[* See Juggurnath chuprassie in Chapter V., Vol. II.]
The furious and confused mass rushed in through the half-opened gate, and beat Captain Paton to the ground with their bludgeons, the hilts of their swords, and the butt-ends of their muskets. Mukun, chuprassie, his only remaining attendant, was beaten down at the same time and severely bruised, but he soon got up, covered with blood, made his way out through the crowd, and ran to meet the five companies of the 35th Regiment, then not far distant, under Colonel Monteath. As soon as he heard from Mukun the state in which he had left his master, he sent on a party of thirty sipahees under Captain Cowley, with orders to make all possible haste to the rescue. They arrived in time to save his life from the fury of the assailants, but found him insensible from his wounds.
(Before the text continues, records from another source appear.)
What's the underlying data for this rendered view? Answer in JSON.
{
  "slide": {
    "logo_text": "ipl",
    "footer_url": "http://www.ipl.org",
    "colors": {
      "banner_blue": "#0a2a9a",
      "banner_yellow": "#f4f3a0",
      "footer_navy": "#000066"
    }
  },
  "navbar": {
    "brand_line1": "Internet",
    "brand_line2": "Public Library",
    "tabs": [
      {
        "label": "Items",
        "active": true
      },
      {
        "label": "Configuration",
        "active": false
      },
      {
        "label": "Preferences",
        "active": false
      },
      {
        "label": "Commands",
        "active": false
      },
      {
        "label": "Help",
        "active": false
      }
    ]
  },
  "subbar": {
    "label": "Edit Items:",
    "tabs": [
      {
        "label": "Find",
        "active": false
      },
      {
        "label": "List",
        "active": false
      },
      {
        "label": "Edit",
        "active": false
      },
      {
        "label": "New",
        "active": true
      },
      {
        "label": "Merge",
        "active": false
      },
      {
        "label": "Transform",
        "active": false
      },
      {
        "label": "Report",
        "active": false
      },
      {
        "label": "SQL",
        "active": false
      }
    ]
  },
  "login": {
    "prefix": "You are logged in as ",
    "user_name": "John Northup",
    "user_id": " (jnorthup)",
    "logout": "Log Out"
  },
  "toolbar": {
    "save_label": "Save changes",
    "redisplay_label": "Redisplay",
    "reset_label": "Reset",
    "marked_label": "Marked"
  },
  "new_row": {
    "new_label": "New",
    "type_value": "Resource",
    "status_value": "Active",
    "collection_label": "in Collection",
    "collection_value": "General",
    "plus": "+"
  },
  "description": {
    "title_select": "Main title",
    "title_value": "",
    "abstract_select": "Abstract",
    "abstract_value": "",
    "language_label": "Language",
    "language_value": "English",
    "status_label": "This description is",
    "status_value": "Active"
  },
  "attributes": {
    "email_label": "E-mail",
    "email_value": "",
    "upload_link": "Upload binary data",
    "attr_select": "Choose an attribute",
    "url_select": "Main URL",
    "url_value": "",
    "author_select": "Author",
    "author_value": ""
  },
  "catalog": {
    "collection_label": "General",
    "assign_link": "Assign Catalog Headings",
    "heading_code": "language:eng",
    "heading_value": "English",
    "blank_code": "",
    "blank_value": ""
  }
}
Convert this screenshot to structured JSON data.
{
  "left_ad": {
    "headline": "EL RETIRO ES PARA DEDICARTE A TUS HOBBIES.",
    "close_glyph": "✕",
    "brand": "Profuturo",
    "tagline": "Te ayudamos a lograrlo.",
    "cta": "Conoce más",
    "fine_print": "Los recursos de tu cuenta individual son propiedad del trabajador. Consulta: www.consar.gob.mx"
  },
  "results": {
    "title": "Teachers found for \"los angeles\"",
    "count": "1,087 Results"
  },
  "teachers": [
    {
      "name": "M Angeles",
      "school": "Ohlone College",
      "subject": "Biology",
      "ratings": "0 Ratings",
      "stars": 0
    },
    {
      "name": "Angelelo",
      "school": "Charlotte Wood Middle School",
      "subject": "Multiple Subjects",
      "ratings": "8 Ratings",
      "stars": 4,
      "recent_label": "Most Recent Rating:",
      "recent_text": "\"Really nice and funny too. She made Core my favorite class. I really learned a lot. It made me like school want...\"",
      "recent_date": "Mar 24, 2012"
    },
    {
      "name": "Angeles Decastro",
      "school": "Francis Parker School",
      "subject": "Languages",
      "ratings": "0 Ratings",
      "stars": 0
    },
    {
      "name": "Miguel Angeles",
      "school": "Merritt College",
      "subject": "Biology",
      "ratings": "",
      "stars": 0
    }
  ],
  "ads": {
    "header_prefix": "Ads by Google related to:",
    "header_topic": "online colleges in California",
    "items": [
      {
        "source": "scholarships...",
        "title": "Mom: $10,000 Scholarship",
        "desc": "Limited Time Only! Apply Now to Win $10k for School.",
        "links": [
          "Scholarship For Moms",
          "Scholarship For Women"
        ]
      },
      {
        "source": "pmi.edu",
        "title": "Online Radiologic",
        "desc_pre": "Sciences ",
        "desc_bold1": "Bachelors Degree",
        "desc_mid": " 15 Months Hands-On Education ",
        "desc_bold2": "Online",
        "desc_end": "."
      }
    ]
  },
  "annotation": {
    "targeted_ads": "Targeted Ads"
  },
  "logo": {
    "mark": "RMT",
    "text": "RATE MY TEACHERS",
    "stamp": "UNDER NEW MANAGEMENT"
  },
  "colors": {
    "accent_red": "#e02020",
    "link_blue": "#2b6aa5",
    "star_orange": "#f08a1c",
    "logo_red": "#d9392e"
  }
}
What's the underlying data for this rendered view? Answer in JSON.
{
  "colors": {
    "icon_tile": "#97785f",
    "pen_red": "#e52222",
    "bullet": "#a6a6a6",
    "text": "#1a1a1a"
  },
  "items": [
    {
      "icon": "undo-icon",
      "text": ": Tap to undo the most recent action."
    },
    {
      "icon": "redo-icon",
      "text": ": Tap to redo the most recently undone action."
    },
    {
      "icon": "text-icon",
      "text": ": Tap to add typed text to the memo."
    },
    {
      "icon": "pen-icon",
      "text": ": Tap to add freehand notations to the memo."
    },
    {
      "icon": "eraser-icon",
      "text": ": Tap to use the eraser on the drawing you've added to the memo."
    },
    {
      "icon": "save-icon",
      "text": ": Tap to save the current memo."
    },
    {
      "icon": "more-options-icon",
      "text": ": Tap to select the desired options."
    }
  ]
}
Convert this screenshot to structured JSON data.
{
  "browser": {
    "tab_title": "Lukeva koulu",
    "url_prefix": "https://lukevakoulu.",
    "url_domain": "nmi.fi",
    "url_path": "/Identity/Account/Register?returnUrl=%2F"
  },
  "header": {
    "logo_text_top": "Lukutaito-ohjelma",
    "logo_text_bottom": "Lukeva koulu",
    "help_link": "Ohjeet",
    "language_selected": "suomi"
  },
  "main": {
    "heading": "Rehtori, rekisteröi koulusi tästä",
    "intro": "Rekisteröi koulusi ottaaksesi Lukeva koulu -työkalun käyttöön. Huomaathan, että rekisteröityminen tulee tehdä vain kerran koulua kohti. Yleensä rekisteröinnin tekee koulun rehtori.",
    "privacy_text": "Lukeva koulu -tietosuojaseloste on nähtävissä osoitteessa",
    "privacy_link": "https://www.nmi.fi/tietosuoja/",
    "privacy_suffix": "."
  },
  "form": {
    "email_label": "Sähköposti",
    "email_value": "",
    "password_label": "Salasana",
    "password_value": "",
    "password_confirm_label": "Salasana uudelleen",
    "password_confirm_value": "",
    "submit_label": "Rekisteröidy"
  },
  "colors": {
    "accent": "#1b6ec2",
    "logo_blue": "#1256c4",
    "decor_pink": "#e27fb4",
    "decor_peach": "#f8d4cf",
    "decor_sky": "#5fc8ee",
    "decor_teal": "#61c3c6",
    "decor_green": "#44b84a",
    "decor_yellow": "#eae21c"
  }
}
In a few minutes every court-yard within the palace walls was filled with the armed and disorderly mass. The Resident, Captain Shakespear, and their few attendants, tried to stop them by every impediment they could throw in their way, but in vain. The assailants rushed past or over them, brandishing their swords and firelocks, with loud shoutings and flaming torches, and soon filled all the apartments of the palace, save those occupied by the ladies and their female attendants, and the dead body of the late King. The Resident and his Assistant, and the Meer Moonshee, were soon separated from the new sovereign and his small party, who lay for some time concealed in the small room in which he had been left to repose, while they were confined to the northern verandah overlooking the river, and the long room leading into it. The armed and furious throng filled all the other rooms of the palace, the court-yard, eighty yards long, leading to the baraduree (or summer-house) and all the four great halls of that building, in one of which the throne stood.